The political scene is not the only institution to have been shaken by ongoing protests against Thaialnd’s interim Prime Minister Yingluck Shinawatra and her government. The financial system has also seen worrying news following the upheaval, with the Thai baht falling for 10 straight days after an already disconcerting year, according to The Jakarta Globe.
Bloomberg News reported that as of January 2, Thai stocks were off to the worst start seen since 1988 and the baht was on an 11-day falling streak. The currency is now experiencing three- to four-year lows against the major Western currencies.
Both The Jakarta Globe and Bloomberg quoted Saktiandi Supaat, head of foreign-exchange research at Malayan Banking in Singapore, as saying, “Portfolio flows will be affected given the ongoing political situation. … The question is whether the central bank is going to make any moves to ease policy.” Such decisions may be made at a meeting of the central bank later in January.
Elections are scheduled for Feb. 2, but anti-government protest leader Suthep Thaugsuban and his legion of followers are continuing to upset daily activities in Bangkok. They have declared that they will besiege the city on Jan. 13, an announcement that has no doubt made investors in the country nervous. Indeed, Bloomberg reported that “[g]lobal investors pulled $1.3 billion from Thai stocks last month.” The opposition has called for a delay in the Feb. 2 elections, and for the prime minister to step down and allow an unelected people’s council to take power.

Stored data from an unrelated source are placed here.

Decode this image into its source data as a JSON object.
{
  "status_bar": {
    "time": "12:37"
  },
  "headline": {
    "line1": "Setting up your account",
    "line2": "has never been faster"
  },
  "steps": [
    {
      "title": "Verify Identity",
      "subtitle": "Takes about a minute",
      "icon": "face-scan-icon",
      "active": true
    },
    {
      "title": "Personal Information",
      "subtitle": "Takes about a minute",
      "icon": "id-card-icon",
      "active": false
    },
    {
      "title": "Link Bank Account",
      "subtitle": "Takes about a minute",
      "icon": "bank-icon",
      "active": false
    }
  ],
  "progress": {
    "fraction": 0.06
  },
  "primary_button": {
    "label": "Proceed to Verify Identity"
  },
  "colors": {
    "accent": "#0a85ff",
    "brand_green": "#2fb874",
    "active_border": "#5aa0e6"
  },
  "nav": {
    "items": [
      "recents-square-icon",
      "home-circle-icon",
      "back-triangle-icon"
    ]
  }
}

That organization quoted Itphong Saengtubtim, the head of research at KGI Securities (Thailand) Pcl, on the impact the protests have had on the tourism industry, a lucrative sector of the economy that has recently begun to feel blowback from the ongoing protests: “The political crisis has badly hurt the Thai economy with delays in state spending, declines in consumption and investments,” he said. “The tourism sector, which was the economy’s only bright spot, is also beginning to feel the adverse impact with plans for more demonstrations in Bangkok.”
Though the protests had been seemingly peaceful, recent reports of deaths and injuries may keep increasing numbers of tourists from visiting Bangkok, and Thailand generally, as the capital is a major transportation hub and arrival destination for international visitors.
For those who do decide to holiday in Thailand, the weak baht means they will get significantly more bang for their buck. Today, 1 euro buys just under 45 baht, compared to 39.8 baht a year ago.
Financial news out of Thailand has been grim since the second half of last year, largely attributed to ongoing political unrest. Stocks fell in October during debate and opposition to a proposed amnesty bill that would have eased the way for self-exiled former prime minister Thaksin Shinawatra’s return.
In December, as protests increased, with calls from the opposition for Yingluck Shinawatra to step down, the baht fell but stocks were able to recover for a time, illustrating the volatility of the Thai markets right now. Just before Christmas, Reuters reported that the baht had fallen to its lowest in nearly four years, with 32.71 baht to the U.S. dollar. It has fallen even more since.
With the opposition’s promise to besiege the capital on Jan. 13, and ongoing uncertainty about the impending elections, the baht and the Thai stock market will likely remain volatile for the foreseeable future, potentially disrupting vital industries.